Robert Kaplan, writing a commentary for Strategic Forecasting, argues for a harder more competitive approach to foreign aid. Certainly controversial, the full article can be obtained here. Extracts are below...
Geopolitics connotes hard power,
concerned as it is with the struggle over control of geographical
space, a struggle that is primarily military and economic.

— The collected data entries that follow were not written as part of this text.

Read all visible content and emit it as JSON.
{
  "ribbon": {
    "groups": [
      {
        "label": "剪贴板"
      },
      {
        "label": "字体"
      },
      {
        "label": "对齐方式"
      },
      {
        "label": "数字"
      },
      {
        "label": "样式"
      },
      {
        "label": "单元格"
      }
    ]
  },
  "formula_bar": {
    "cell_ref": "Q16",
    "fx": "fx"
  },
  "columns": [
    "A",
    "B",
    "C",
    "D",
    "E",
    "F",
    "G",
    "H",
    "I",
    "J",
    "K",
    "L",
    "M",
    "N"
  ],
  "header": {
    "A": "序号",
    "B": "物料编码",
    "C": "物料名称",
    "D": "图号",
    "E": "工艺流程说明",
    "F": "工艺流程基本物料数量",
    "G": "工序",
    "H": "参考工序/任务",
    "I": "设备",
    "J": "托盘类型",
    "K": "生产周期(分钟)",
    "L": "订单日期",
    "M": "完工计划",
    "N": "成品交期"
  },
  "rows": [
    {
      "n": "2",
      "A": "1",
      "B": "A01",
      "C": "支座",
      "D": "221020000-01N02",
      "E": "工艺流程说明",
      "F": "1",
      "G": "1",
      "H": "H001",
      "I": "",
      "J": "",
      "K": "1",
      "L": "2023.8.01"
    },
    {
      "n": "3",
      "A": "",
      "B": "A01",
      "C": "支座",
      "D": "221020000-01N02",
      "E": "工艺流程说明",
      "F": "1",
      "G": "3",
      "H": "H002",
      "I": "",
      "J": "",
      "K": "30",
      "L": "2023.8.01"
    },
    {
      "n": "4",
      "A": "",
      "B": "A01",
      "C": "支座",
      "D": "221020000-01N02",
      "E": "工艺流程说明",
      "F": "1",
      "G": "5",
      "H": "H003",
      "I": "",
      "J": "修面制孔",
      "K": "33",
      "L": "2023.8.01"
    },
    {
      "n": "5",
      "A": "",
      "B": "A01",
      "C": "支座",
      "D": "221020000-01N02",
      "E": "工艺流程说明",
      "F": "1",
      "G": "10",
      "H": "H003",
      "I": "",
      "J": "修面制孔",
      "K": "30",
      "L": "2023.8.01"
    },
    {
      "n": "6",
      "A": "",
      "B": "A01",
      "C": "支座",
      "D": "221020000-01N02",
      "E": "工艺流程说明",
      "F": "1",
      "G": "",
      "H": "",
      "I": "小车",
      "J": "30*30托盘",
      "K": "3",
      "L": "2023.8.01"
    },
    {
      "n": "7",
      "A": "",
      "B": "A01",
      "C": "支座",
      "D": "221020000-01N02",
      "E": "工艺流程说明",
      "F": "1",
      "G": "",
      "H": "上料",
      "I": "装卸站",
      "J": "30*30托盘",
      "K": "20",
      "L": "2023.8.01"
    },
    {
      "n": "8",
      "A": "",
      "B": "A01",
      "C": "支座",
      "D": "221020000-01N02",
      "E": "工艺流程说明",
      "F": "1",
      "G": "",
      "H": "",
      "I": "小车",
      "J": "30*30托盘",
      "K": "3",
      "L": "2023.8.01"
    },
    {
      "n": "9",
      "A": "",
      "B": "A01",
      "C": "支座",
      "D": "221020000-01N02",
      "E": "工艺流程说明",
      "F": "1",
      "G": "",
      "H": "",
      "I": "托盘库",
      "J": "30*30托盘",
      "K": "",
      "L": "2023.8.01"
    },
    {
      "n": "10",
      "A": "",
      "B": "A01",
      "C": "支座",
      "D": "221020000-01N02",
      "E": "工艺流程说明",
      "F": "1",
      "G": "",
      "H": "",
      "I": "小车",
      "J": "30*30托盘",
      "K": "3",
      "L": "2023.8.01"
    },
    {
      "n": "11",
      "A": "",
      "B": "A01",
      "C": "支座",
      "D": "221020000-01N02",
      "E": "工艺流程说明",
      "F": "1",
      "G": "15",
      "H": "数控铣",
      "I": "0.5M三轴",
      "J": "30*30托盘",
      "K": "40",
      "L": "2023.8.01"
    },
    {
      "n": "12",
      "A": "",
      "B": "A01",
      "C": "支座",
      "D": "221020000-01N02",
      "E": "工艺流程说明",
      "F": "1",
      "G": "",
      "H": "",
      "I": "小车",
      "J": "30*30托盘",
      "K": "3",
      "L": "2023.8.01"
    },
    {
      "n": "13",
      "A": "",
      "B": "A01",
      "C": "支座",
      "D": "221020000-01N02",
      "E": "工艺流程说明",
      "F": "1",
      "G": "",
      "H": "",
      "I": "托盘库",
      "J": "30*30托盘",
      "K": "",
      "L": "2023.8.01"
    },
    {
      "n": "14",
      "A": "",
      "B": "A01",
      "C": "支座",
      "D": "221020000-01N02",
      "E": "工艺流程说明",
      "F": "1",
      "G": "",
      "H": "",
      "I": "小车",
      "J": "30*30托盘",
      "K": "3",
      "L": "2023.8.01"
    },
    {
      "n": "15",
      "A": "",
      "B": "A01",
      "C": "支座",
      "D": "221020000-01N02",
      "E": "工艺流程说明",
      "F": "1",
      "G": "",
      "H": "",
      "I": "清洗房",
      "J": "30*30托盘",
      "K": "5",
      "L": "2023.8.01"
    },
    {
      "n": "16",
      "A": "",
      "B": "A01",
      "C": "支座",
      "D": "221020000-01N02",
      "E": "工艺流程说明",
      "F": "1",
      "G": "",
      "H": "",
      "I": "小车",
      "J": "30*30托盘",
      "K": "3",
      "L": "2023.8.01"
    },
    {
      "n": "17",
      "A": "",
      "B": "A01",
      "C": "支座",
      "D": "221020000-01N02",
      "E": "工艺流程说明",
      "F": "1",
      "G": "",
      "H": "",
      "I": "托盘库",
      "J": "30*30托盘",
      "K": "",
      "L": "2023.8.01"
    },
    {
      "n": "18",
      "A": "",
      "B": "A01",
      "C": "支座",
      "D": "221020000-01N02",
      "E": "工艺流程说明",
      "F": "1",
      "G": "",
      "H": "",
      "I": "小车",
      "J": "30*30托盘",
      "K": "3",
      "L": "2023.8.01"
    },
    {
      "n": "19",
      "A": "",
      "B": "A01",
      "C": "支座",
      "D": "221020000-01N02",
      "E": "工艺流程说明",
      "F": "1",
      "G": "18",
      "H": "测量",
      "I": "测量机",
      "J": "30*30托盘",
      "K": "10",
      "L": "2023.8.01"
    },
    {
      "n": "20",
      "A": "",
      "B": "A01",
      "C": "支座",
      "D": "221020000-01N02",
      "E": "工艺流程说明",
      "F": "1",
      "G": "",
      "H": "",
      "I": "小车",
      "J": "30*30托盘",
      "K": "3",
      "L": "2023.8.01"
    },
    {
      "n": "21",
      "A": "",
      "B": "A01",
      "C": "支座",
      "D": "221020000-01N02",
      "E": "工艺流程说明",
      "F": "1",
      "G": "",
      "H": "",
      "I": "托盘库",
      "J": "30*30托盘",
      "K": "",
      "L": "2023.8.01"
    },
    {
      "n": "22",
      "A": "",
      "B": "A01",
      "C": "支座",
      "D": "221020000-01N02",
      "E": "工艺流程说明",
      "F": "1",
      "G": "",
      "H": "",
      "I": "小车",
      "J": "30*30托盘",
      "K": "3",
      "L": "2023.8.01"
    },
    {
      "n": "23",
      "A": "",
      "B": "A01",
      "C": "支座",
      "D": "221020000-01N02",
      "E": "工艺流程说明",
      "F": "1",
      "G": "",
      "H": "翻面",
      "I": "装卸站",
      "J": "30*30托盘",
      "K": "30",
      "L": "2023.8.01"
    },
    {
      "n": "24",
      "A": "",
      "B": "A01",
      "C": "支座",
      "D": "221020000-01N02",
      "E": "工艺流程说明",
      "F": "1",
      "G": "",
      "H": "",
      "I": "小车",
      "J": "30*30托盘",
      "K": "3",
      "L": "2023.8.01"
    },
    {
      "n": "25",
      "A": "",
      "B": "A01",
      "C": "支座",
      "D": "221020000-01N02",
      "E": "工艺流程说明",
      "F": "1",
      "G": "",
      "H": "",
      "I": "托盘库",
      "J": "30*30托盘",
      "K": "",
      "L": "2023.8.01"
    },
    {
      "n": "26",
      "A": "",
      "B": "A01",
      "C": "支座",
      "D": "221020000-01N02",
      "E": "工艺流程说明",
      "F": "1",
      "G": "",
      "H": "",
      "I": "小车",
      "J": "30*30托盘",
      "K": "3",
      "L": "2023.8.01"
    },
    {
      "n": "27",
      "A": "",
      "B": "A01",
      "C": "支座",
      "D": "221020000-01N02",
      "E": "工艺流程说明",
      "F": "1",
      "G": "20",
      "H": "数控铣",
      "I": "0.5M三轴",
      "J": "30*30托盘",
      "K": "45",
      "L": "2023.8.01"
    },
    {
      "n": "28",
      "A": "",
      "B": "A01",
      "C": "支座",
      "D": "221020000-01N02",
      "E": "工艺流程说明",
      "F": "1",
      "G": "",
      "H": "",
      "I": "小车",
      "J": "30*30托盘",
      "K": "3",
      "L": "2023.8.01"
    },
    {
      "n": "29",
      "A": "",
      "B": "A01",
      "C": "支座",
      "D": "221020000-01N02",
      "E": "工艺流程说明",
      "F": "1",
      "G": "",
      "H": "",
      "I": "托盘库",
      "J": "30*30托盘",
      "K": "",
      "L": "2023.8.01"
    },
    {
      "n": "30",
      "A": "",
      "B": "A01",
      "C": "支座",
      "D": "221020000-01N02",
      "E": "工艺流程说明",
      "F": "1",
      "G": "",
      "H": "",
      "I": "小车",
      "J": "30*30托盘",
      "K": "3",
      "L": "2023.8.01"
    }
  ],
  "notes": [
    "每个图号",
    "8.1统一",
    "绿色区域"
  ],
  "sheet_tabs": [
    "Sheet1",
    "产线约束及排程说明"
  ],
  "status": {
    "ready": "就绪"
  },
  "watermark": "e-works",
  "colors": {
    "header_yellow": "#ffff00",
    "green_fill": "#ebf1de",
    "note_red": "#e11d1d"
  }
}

Unsentimentality is the order of the day. Geopolitics and realism go
hand in hand, therefore. Humanitarian aid would seem to have no place in
this worldview. But that, as it turns out, is far too simplistic.
For
power is also the power to persuade, and persuasion can take the form of
winning friends, one village at a time. A policy that is purely
military and economic has no idealistic component, and in an age of
global media an idealistic component is required for credibility in the
public space. In fact, foreign aid, as it came to be known
during the Cold War, was a critical part of America's struggle against
world communism. Building schools and roads, and teaching children how
to read and farmers how to take advantage of the latest agricultural
methods, was not merely altruistic; for it had the ulterior motive of
demonstrating the superiority of America's values over those of its
adversaries. When in 1961 President John F. Kennedy launched the Peace
Corps, though his words were suffused with idealism, realpolitik was not
far from his thoughts.
But
the meaning of foreign aid has subtly shifted in the post-Cold War
years. According to a commonly received narrative prevalent in the
media, because communism has been vanquished, foreign policy is finally
able to pursue idealistic ends untainted by realpolitik. Henceforth,
foreign aid should be purely humanitarian, with minimal concern for
whether or not it benefits U.S. national interest.
Ironically, this very altruism that abjures national interest
has made America's foreign assistance programs not better but worse.
Foreign aid is like any other organized pursuit: It requires a
competitive mindset to excel. Aid workers must be aware of the
ideological, philosophical and political opposition they will likely
encounter in the field and prepare strategies to defeat it. They must
learn to compete, in other words...
... because the military thinks competitively and the foreign
assistance bureaucracy does not, the military is far more effective
than the State Department, with the result being the militarization of
foreign policy. Counter intuitively, the way to reduce America's reliance
on hard power is to get the foreign aid bureaucracy to adopt a harder,
more competitive approach to its own soft power. If the aid community
thought competitively, like the military and the intelligence
communities do, it would be more effective in the field, and the
militarization of foreign policy would consequently diminish. "The
imbalance between military and non-military instruments of power is
likely to continue unless civilian agencies develop approaches which
account for the contested landscapes in which they function," Schadlow
explains. She quotes an Australian government aid expert: "Aid is 10
percent technical and 90 percent political."
Aid,
in other words, is a form of political warfare, something that
America's Cold War presidents well understood. That doesn't mean, for
example, that you export democracy-building programs to every
non-democratic country as part of a moralistic foreign policy that pays
no heed to realpolitik. For there may be a few places where you will
want to cultivate authoritarian leaders, and such programs would then
undermine your strategic goals. Aid is not some politically neutral tool
that operates separately from foreign policy -- rather, aid, as well as
seeking to do good, must also advance a state's interests. And the more
tough and competitive the aid mindset, the more likely it is to
succeed.
We
must stop putting humanitarian aid on a pedestal. While the geopolitical
interests and moral values of a great power like the United States do
not always overlap, most of the time they do, and therefore there is
nothing debased or cynical about seeing civil and military power as two
inextricable aspects of the same foreign policy machine. Indeed,
efficient humanitarian aid requires language and other forms of cultural
area expertise, which is also of use to the military. The military,
meanwhile, uses operational and strategic planning processes to
determine who the opponents are likely to be once soldiers and Marines
hit the ground. The aid bureaucracy should do likewise. Each branch of
foreign policy can assist and leverage -- and learn from -- the other...
... Face it: the militarization of foreign policy was not only
the result of decisions taken by the younger Bush administration, or
even of a State Department starved of funds. It was also the result of
the thoroughly undynamic mindset of Foggy Bottom. Rather than have the
military become softer, the State Department has to become harder. That's the real road to soft power.